Von einer straffen, sehr soliden Stadttheaterinszenierung  mit fabelhaftem Ensemble spricht Maike Schiller im Hamburger Abendblatt (18.4.2016).

"Ein Schlagzeug (Tilo Werner trommelt als Steve) und ein wenig schlechte Stand-up-Comedy (alle). Weitere Ablenkungsmanöver sind Walburg für seine konzertante Interpretation nicht eingefallen, woraus sich leider mühelos folgern lässt, dass ihm zum Stück überhaupt nichts eingefallen ist", schreibt Stefan Grund auf Welt-Online (18.4.2016). Mit ihrem Bühnenbild würden Lösche und Walburg einen Klassiker des psychologischen Realismus ins Abstrakte verlegen. "Was aber soll das werden? Abstrakter Psychologismus? Surrealistischer Realismus? Beides geht gar nicht". Deutlichster Ausdruck der "Stückverachtung und allgemeinen Ernsthaftigkeitsverweigerung, der Literaturferne und schnöseligen Staatstheaterdummheit" ist aus Sicht des Kritiker "die Besetzung gegen den Strich".

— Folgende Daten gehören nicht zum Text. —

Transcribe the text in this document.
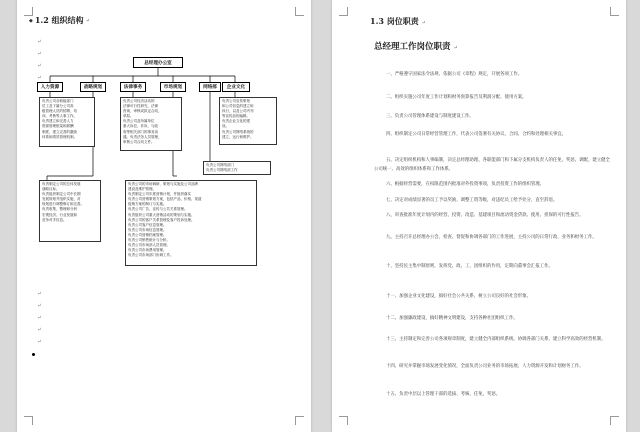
◆ 1.2 组织结构 ↵
↵
↵
↵
↵
↵
↵
↵
↵
↵
总经理办公室
人力资源	战略规划	法律事务	市场规划	网络部 企业文化
负责公司各职能部门
员工及下属分公司高
级管理人员的招聘、培
训、考核等人事工作。
负责建立和完善人力
资源管理框架和薪酬
制度，建立完善的激励
体系和绩效管理机制。
负责公司经济活动的
法律可行性研究，法律
咨询，审核或拟定合同，
草拟。
负责公司及所属单位
重大诉讼、非诉，与政
府等相关部门的事务沟
通。负责法务人员管理，
审核公司合同文件。
负责公司宣传策划
和公司信息的建立和
执行，以及公司内刊
等宣传品的编辑。
负责企业文化的建
设。
负责公司网络系统的
建立、运行和维护。
负责公司网络部门
负责公司网络部工作
负责制定公司的总体发展
战略目标。
负责组织制定公司中长期
发展规划并组织实施，对
规划进行调整修订和完善。
负责收集、整理和分析
宏观经济、行业发展和
竞争对手信息。
负责公司的市场调研、策划与实施及公司品牌
建设及维护管理。
负责制定公司年度营销计划，并组织落实
负责公司营销策划方案，包括产品、价格、渠道
促销方案的制订与实施。
负责公司广告、宣传与公共关系管理。
负责组织公司重大营销活动的策划与实施。
负责公司的客户关系管理及客户投诉处理。
负责公司客户信息管理。
负责公司市场信息管理。
负责公司营销档案管理。
负责公司销售统计与分析。
负责公司市场部人员管理。
负责公司市场费用管理。
负责公司市场部门协调工作。
1.3 岗位职责 ↵
总经理工作岗位职责 ↵
一、严格遵守国家法令法规、依据公司《章程》规定，开展各项工作。
二、组织实施公司年度工作计划和财务预算报告及利润分配、使用方案。
三、负责公司管理体系建设与制度建设工作。
四、组织制定公司日常经营管理工作，代表公司签署有关协议、合同、合约和处理相关事宜。
五、决定组织机构和人事编制，决定总经理助理、各职能部门和下属分支机构负责人的任免、奖惩、调配、建立健全公司统一、高效的组织体系和工作体系。
六、根据经营需要，在权限范围内批准对外投资事项，负责投资工作的组织管理。
七、决定对成绩显著的员工予以奖励、调整工资等级，对违纪员工给予处分，直至辞退。
八、审查批准年度计划内的经营、投资、改造、基建项目和流动资金贷款、使用、担保的可行性报告。
九、主持召开总经理办公会，检查、督促和协调各部门的工作进展，主持公司的日常行政、业务和财务工作。
十、坚持民主集中制原则，发挥党、政、工、团组织的作用，定期向董事会汇报工作。
十一、加强企业文化建设，搞好社会公共关系，树立公司良好的社会形象。
十二、加强廉政建设，搞好精神文明建设，支持各种社团组织工作。
十三、主持制定和完善公司各项规章制度，建立健全内部组织系统，协调各部门关系，建立科学高效的经营机制。
十四、研究并掌握市场发展变化情况，全面负责公司业务的市场拓展、人力资源开发和计划财务工作。
十五、负责中层以上管理干部的选拔、考核、任免、奖惩。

"Ein Fest für Augen und Ohren", so Heide Soltau auf der Webseite des NDR (17.4.2016). Lars-Ole Walburg habe dem angestaubten Stück "eine Frischkur verpasst, die ihm gut getan hat". Zum einen durch das abstrakte Bühnenbild von Florian Lösche, "das den zehn Darstellern ein herrliches, wenn auch gefährliches Spielfeld bietet". So gerät Walburg aus Sicht der Kritkerin erst gar nicht in Versuchung, "etwas naturalistisch nachstellen zu wollen." Eine wichtige Rolle spiele ferner die Musik von Markus Hübner. Die Hauptanteil am Gelingen haben, so Soltau, die Darsteller. "Es ist ein Schauspielerabend vom Feinsten, der bis in die kleinsten Rollen hinein vorzüglich besetzt ist."

Kommentare  
Endstation Sehnsucht, Hamburg: persönliche Meinung
Ich finde in dieser Kritik vor allem den Maßstab der persönlichen Meinung wieder. Sollte Kritik nicht zunächst einmal nach der Intention fragen und dann beleuchten, wie die Umsetzung gelungen ist? Der Kritiker stellt fest, daß die Geschichte "über ein arg konventionelles Verständnis von Einfühlung" erzählt wird. Das würde "funktionieren", es scheint also in sich stimmig und wirksam. Der Kritiker sieht aber offenbar gar keine Regie am Werk, denn ein Konzept erkennt er nicht. Ich erfahre nur, was ihn interessiert hätte: Ein Machtdiskurs und eine intelligentere Zeichnung der männlichen Hauptfigur. Einen triebgesteuerten Proll auf der Bühne zu zeigen ist für den Kritiker "Sozialvoyeurismus". Und am Ende bügelt der Kritiker auch noch beiläufig eine andere Inszenierung des Hauses weg, die offenbar auch auf dem alten "Einfühlungskonzept" beruht. Das alles ist, so meine Meinung, dem Getippe eines (…) entsprungen, der als Kritiker noch einen weiten Weg vor sich hat.
Endstation Sehnsucht, Hamburg: Verlust
Die Dramaturgie des Hauses scheint seit einiger Zeit nicht mehr treffsicher.
Endstation Sehnsucht, Hamburg: Jedermann
"Und am Ende bügelt der Kritiker auch noch beiläufig eine andere Inszenierung des Hauses weg, die offenbar auch auf dem alten "Einfühlungskonzept" beruht"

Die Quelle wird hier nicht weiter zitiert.